Microsoft Machine Learning for Apache Spark (MMLSpark) allows you to conduct a number of tasks with greater ease which incorporates common tasks that builds models in PySpark which leads you to enhance your productivity. It improves the rate of experimentation with a better set of machine learning techniques. MMLSpark also provides us with a whole new range of data science and deep learning tools for Apache Spark. The features provide users with an opportunity to develop scalable and powerful predictive model through the coherent alliance of Spark Machine Learning pipelines with Microsoft Cognitive Toolkit and OpenCV.

To feature and train a model for some data through vanilla SparkML one would have to go through a number of steps that includes loads of code which is not even modular because of the various requirements and choices that you make. Whereas in MMLSpark all you need to do is to pass your collected data to the model rest is done by the library itself. DataFrames are used by MMLSpark due to its datatype and compatibility with Python APIs, it provides us with a higher level of modularized work. Through these API one can work on image analysis and computer vision pipelines that use the cutting-edge DNN algorithms. There are certain requirements associated with MMLSpark which includes Spark 2.1+, Scala 2.11 and either Python 2.7 or Python. 3.5+.

Key Features provided by MMLSpark includes:

  • Easily accessing images from HDFS into Spark DataFrame

  • Using transforms from OpenCV helps in Pre-processing the image

  • Handling pre-trained bidirectional LSTMs from Keras for medical entity extraction

  • Training a GPU node through Spark worker nodes and providing data to GPU VM for a scalable scoring.
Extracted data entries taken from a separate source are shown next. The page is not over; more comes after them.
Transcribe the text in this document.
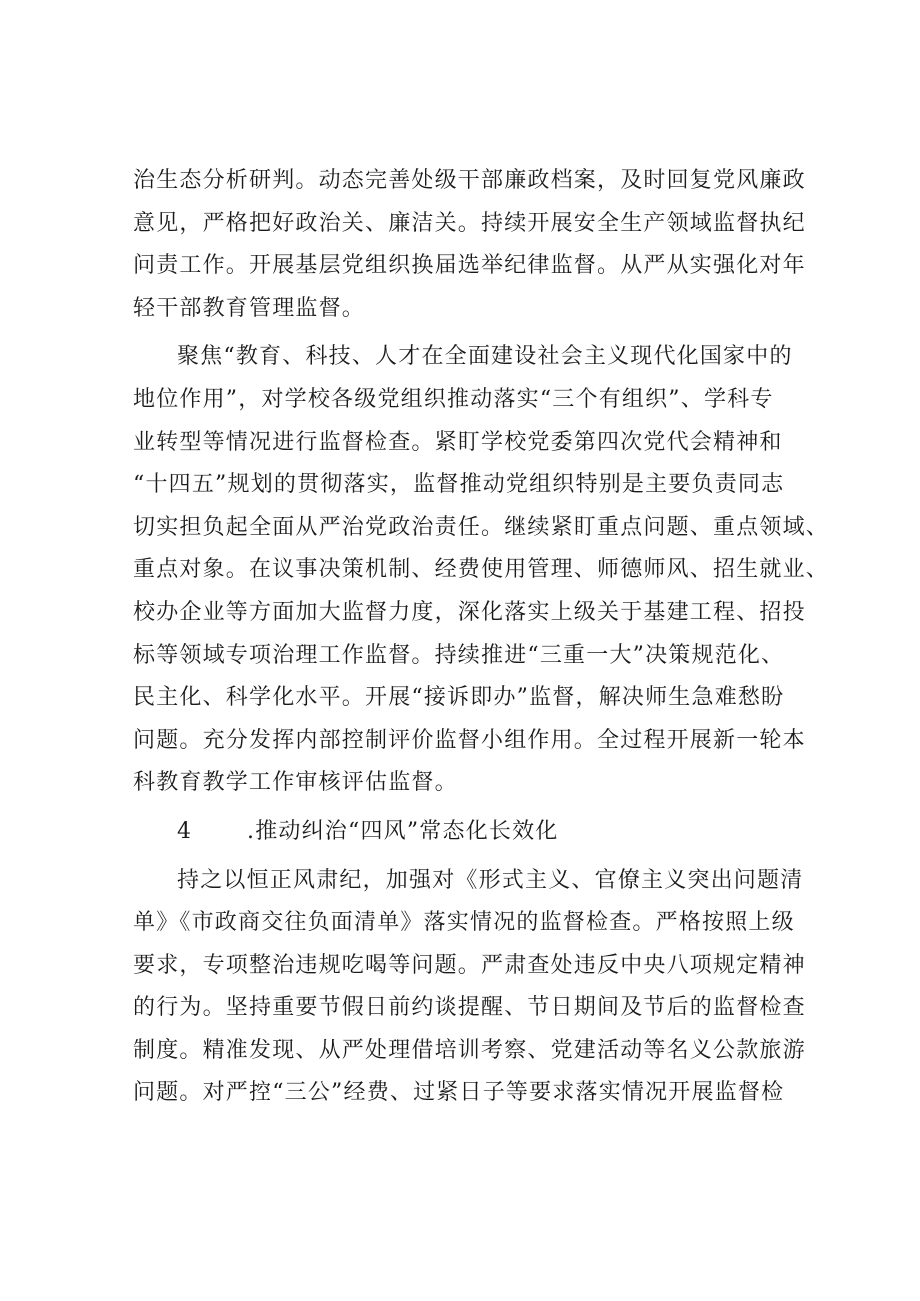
治生态分析研判。动态完善处级干部廉政档案，及时回复党风廉政
意见，严格把好政治关、廉洁关。持续开展安全生产领域监督执纪
问责工作。开展基层党组织换届选举纪律监督。从严从实强化对年
轻干部教育管理监督。
聚焦“教育、科技、人才在全面建设社会主义现代化国家中的
地位作用”，对学校各级党组织推动落实“三个有组织”、学科专
业转型等情况进行监督检查。紧盯学校党委第四次党代会精神和
“十四五”规划的贯彻落实，监督推动党组织特别是主要负责同志
切实担负起全面从严治党政治责任。继续紧盯重点问题、重点领域、
重点对象。在议事决策机制、经费使用管理、师德师风、招生就业、
校办企业等方面加大监督力度，深化落实上级关于基建工程、招投
标等领域专项治理工作监督。持续推进“三重一大”决策规范化、
民主化、科学化水平。开展“接诉即办”监督，解决师生急难愁盼
问题。充分发挥内部控制评价监督小组作用。全过程开展新一轮本
科教育教学工作审核评估监督。
4 .推动纠治“四风”常态化长效化
持之以恒正风肃纪，加强对《形式主义、官僚主义突出问题清
单》《市政商交往负面清单》落实情况的监督检查。严格按照上级
要求，专项整治违规吃喝等问题。严肃查处违反中央八项规定精神
的行为。坚持重要节假日前约谈提醒、节日期间及节后的监督检查
制度。精准发现、从严处理借培训考察、党建活动等名义公款旅游
问题。对严控“三公”经费、过紧日子等要求落实情况开展监督检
  • Scalable image processing pipelines through OpenCV to read and prepare your data

  • Free-form text data through suitable APIs along with utilizing primitives in SparkML

  • Implicit featurization of data enables ease in training of classification and regression models

To make this new version of Spark more approachable and available to customers Microsoft has released MMLSpark as an Open Source project on GitHub. It allows users to explore and access easily and turns out to be something great for all tech geeks.